BYGONES: Ponies rescued as fire ravages barn

SLOUGH Greyhound Stadium played host to the final of the Buckinghamshire Cup in 1981, but only one local dog, Paradise Star, competed for the £500 top prize.

The race, over 625m distance, was one of the traditional big events at the stadium and on the same night the Harefield Pottery Trophy was won by Looting Liz, trained by Ted Dickson.

Frightened polo ponies were led to safety at a Wraysbury stables in 1981, after fire swept through three large haybarns at Ankerwyke Priory Farm.

Two fearless grooms, Sally Butterfield, 20, and Ruth Phillips, 14, had been watching television nearby, when they heard another employee shouting to raise the alarm.

After rushing outside to see what was happening, the two youngsters quickly realised that several horses were trapped in the stables and ran inside, despite the danger, to lead them to safety.

The blaze had spread so quickly, that by the time firefighters arrived, all the 11,000 bales of hay were burnt and a large quantity of sileage was reduced to ashes.

A two-minute silence was held on Windsor Bridge to commemorate the dropping of the second atomic bomb on the city of Nagasaki, Japan, in 1945.

Members of four Berkshire groups representing the Campaign for Nuclear Disarmament (CND), stood in silence at exactly the time that the bomb was dropped.

After the silent vigil, 150 CND members threw white flowers into the River Thames and the groups returned in the evening to light candles, each flame to represent the souls of the victims.

Two former Scouts, both aged 79, returned to give a helping hand at their old troop in Upton Court Park when they cut the ‘first sod’ at their new headquarters.

Eddie Bucknell and George Harris had joined the troop in 1913, when the group was called the 3rd Slough, they were amalgamated with Langley in 1975, to form the 3rd Upton.

After performing the ceremony George told the Observer: “We were both greatly honoured to be asked to perform this task.”

A new rock band, “The Onlookers” were taking a ‘trip’ down memory lane to packed audiences at Studio One 38 years ago, even attracting coachloads of fans from London.

The smartly dressed foursome had decided to base their sound around the psychedelic music of the 1960’s, when they would have been aged five or six years old.

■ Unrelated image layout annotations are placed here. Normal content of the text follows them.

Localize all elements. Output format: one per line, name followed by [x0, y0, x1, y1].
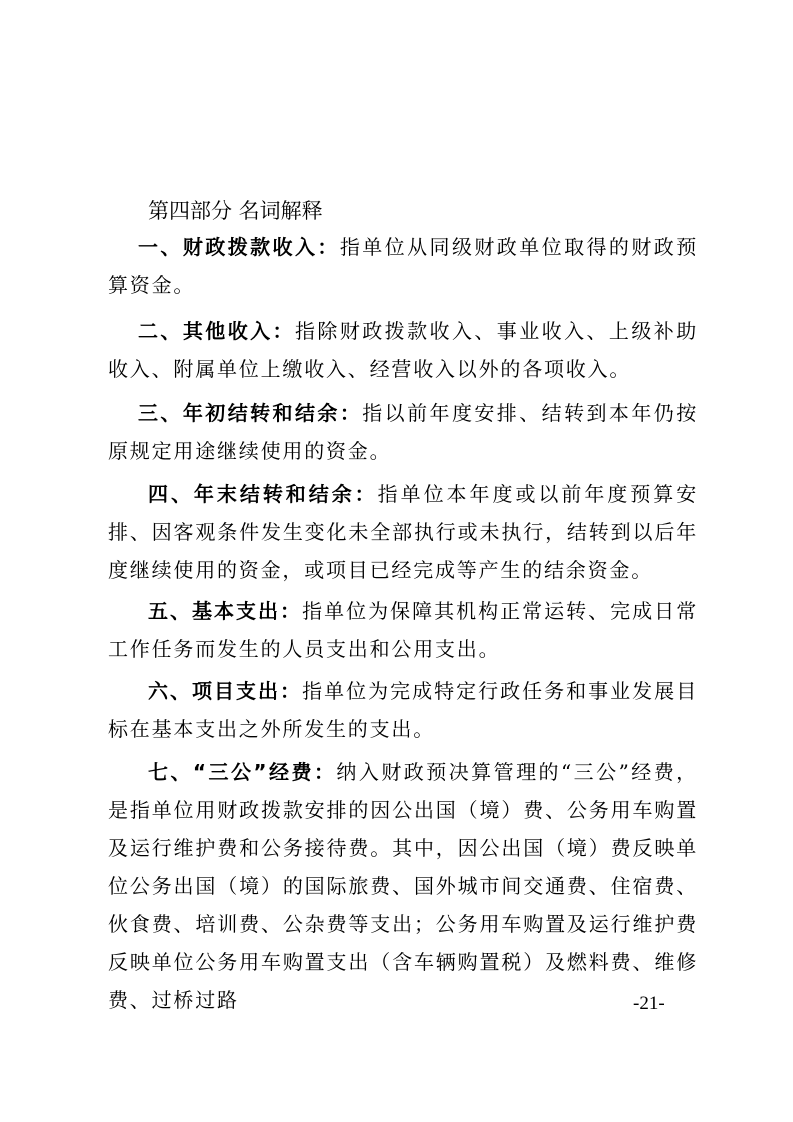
definition-term-4: 四、年末结转和结余： [148, 482, 378, 506]
definition-paragraph-4 [108, 475, 698, 589]
definition-paragraph-3 [108, 394, 698, 470]
definition-term-7: 七、“三公”经费： [148, 760, 337, 784]
page-number: -21- [633, 993, 665, 1014]
definition-term-6: 六、项目支出： [148, 679, 303, 703]
definition-text-5: 指单位为保障其机构正常运转、完成日常工作任务而发生的人员支出和公用支出。 [108, 599, 698, 661]
definition-paragraph-7 [108, 753, 698, 1019]
definition-paragraph-5 [108, 592, 698, 668]
definition-text-6: 指单位为完成特定行政任务和事业发展目标在基本支出之外所发生的支出。 [108, 679, 698, 741]
definition-term-1: 一、财政拨款收入： [138, 235, 340, 259]
section-title: 第四部分 名词解释 [148, 199, 323, 223]
definition-text-7: 纳入财政预决算管理的“三公”经费，是指单位用财政拨款安排的因公出国（境）费、公务用车购置及运行维护费和公务接待费。其中，因公出国（境）费反映单位公务出国（境）的国际旅费、国外城市间交通费、住宿费、伙食费、培训费、公杂费等支出；公务用车购置及运行维护费反映单位公务用车购置支出（含车辆购置税）及燃料费、维修费、过桥过路 [108, 760, 698, 1012]
definition-paragraph-6 [108, 672, 698, 748]
definition-text-3: 指以前年度安排、结转到本年仍按原规定用途继续使用的资金。 [108, 401, 698, 463]
definition-term-5: 五、基本支出： [148, 599, 303, 623]
definition-text-2: 指除财政拨款收入、事业收入、上级补助收入、附属单位上缴收入、经营收入以外的各项收入。 [108, 319, 698, 381]
definition-term-2: 二、其他收入： [138, 319, 295, 343]
definition-text-4: 指单位本年度或以前年度预算安排、因客观条件发生变化未全部执行或未执行，结转到以后年度继续使用的资金，或项目已经完成等产生的结余资金。 [108, 482, 699, 582]
definition-term-3: 三、年初结转和结余： [138, 401, 363, 425]
definition-text-1: 指单位从同级财政单位取得的财政预算资金。 [108, 235, 698, 297]
definition-paragraph-1 [108, 228, 698, 304]
definition-paragraph-2 [108, 312, 698, 388]
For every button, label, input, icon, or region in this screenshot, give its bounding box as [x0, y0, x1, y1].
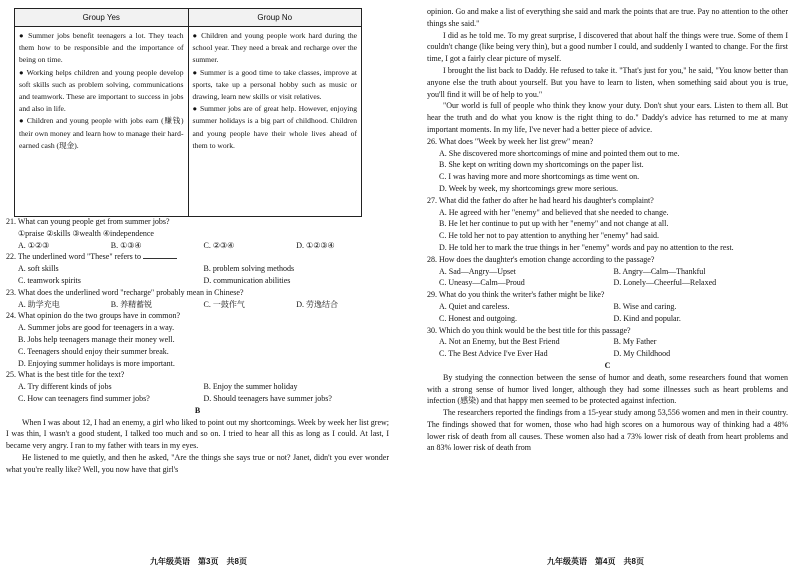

The onlookers, Nick Stone, Mark Leach, Dean Bruce and Mark Bevis also dressed in a style reminiscent of the Beatles during their ‘flower power’ phase.

Comedy legend, Faith Brown, wowed youngsters at the Horsemoor Bonanza as she performed the opening ceremony for the two-week extravaganza of children’s activities.

Sensing the enthusiasm, Faith broke into a routine of impressions including, Margaret Thatcher and Kate Bush.